Série na HBO mostra como políticos usam o ódio para ganhar votos

“Complô contra América” imagina uma realidade em que americanos apoiam nazistas durante a Segunda Guerra Mundial

“Existe muito ódio por aí e ele sabe como explorar isso”, diz Herman Levin, conversando com um vizinho do lado de fora de casa. Os moradores daquela região de Newark tinham esse hábito nos anos 1940: terminavam de ouvir as notícias no rádio e saíam às ruas para fumar e conversar sobre as últimas.

E as últimas eram que o aviador Charles Lindbergh (a quem Herman se refere), o primeiro homem a cruzar sozinho o Oceano Atlântico pilotando um avião, havia lançado sua candidatura à presidência dos Estados Unidos. Ele estava concorrendo com Franklin Roosevelt com uma plataforma de campanha que se resumia às mesmas palavras que ele repetia em todos os lugares por onde passava: que a eleição não era uma escolha entre Lindbergh e Roosevelt, mas uma escolha entre Lindbergh e a guerra.

A guerra a que ele se refere é a Segunda Guerra Mundial e ela é o contexto em que se desenrola a minissérie em seis episódios “The Plot Against America”, que a HBO exibe há duas semanas (o terceiro episódio saiu nesta segunda-feira, dia 30). “O complô contra a América” é também um livro escrito por Philip Roth (1933-2018) que deu origem à série.

Na história, Roth usa personagens históricos para explorar uma ideia assustadora: o que teria acontecido se, em vez de Roosevelt, Lindbergh tivesse vencido a eleição presidencial e mantido os Estados Unidos fora da guerra, endossando a ofensiva alemã sobre a Europa. De fato, o aviador simpatizava com os nazistas, fazia parte de um movimento chamado America First (ou América em primeiro lugar) e chegou a visitar a Alemanha para conhecer a indústria aeronáutica do país e bater um papo com Hitler.

Na ficção, a vitória de Lindbergh acaba legitimando o preconceito contra judeus dentro da América e, especificamente, em Newark, no estado de Nova Jersey, terra natal da família judaica de Roth.

Charles Lindbergh (Ben Cole) recebe a bênção do rabino Lionel Bengelsdorf (John Turturro).

A adaptação de David Simon e Ed Burns, famosos pela série “A escuta”, é talvez a melhor transposição de um livro de Philip Roth para as telas.
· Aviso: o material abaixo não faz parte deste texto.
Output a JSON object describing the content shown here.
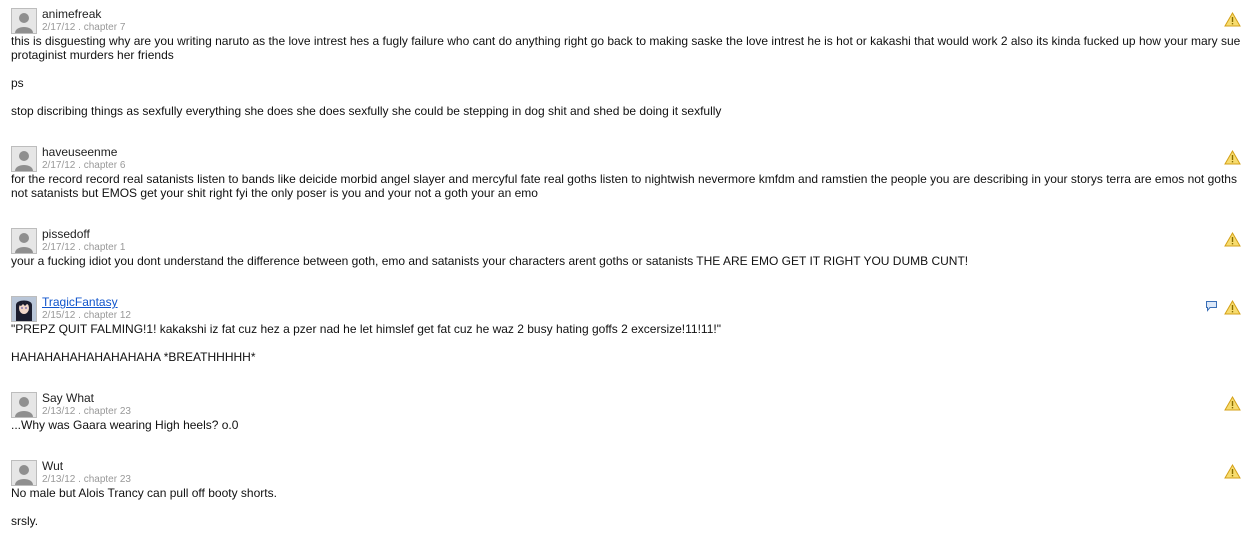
{
  "colors": {
    "link": "#1155cc",
    "meta": "#999999",
    "warning": "#f0c419"
  },
  "reviews": [
    {
      "name": "animefreak",
      "meta": "2/17/12 . chapter 7",
      "paragraphs": [
        "this is disguesting why are you writing naruto as the love intrest hes a fugly failure who cant do anything right go back to making saske the love intrest he is hot or kakashi that would work 2 also its kinda fucked up how your mary sue protaginist murders her friends",
        "ps",
        "stop discribing things as sexfully everything she does she does sexfully she could be stepping in dog shit and shed be doing it sexfully"
      ]
    },
    {
      "name": "haveuseenme",
      "meta": "2/17/12 . chapter 6",
      "paragraphs": [
        "for the record record real satanists listen to bands like deicide morbid angel slayer and mercyful fate real goths listen to nightwish nevermore kmfdm and ramstien the people you are describing in your storys terra are emos not goths not satanists but EMOS get your shit right fyi the only poser is you and your not a goth your an emo"
      ]
    },
    {
      "name": "pissedoff",
      "meta": "2/17/12 . chapter 1",
      "paragraphs": [
        "your a fucking idiot you dont understand the difference between goth, emo and satanists your characters arent goths or satanists THE ARE EMO GET IT RIGHT YOU DUMB CUNT!"
      ]
    },
    {
      "name": "TragicFantasy",
      "meta": "2/15/12 . chapter 12",
      "paragraphs": [
        "\"PREPZ QUIT FALMING!1! kakakshi iz fat cuz hez a pzer nad he let himslef get fat cuz he waz 2 busy hating goffs 2 excersize!11!11!\"",
        "HAHAHAHAHAHAHAHAHA *BREATHHHHH*"
      ]
    },
    {
      "name": "Say What",
      "meta": "2/13/12 . chapter 23",
      "paragraphs": [
        "...Why was Gaara wearing High heels? o.0"
      ]
    },
    {
      "name": "Wut",
      "meta": "2/13/12 . chapter 23",
      "paragraphs": [
        "No male but Alois Trancy can pull off booty shorts.",
        "srsly."
      ]
    }
  ]
}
E não só pela extensão da narrativa – os seis episódios devem somar mais de seis horas de duração –, mas porque “O complô contra a América” é diferente de todos os outros livros de Roth.

O autor de “Pastoral americana” e “Homem comum” tinha uma forma muito peculiar de escrever e uma parte importante da experiência de ler Roth é percorrer esse texto sem malabarismos textuais, sem exibicionismos, em que todas as palavras parecem necessárias (que é outra forma de dizer que todas as palavras desnecessárias foram cortadas do texto). Um bom tanto do valor de um livro escrito por Philip Roth está então na forma como diz as coisas e não tanto nas coisas que ele diz. Diferente, por exemplo, da obra de um George R. R. Martin, em que o mundo criado parece ter mais importância do que o texto que descreve esse mundo.

“O complô contra América” destoa dos outros livros de Roth justamente porque o autor parece investir uma quantidade maior de suas fichas na realidade alternativa que imagina e menos na forma do texto que coloca essa realidade de pé. O livro é mais conteúdo do que forma. Mais trama do que estilo.

David Simon e Ed Burns extraem esse conteúdo do livro e o traduzem em imagens: é uma reconstituição de época impecável com roupas, carros, rádios e brincadeiras de criança. Os dois primeiros episódios, para você ter uma ideia, servem apenas para apresentar personagens e descrever o ambiente em que vivem. É só no terceiro episódio, o desta semana, que a tensão e o medo causado pelo racismo de Lindbergh começam a aparecer – um racismo que acaba legitimando o ódio de outros americanos dentro dos Estados Unidos.

Se acabasse hoje, já seria uma série ótima. Ainda faltam três episódios. Meu palpite é de que eles serão arrebatadores.

Serviço

“The Plot Against America” (O complô contra a América) é exibido pela HBO às segundas-feiras, sempre às 22h. Para ter acesso à minissérie, você precisa assinar a HBO em algum serviço de tevê paga ou optar pelo streaming do canal, HBO Go (que oferece os três episódios exibidos até o momento).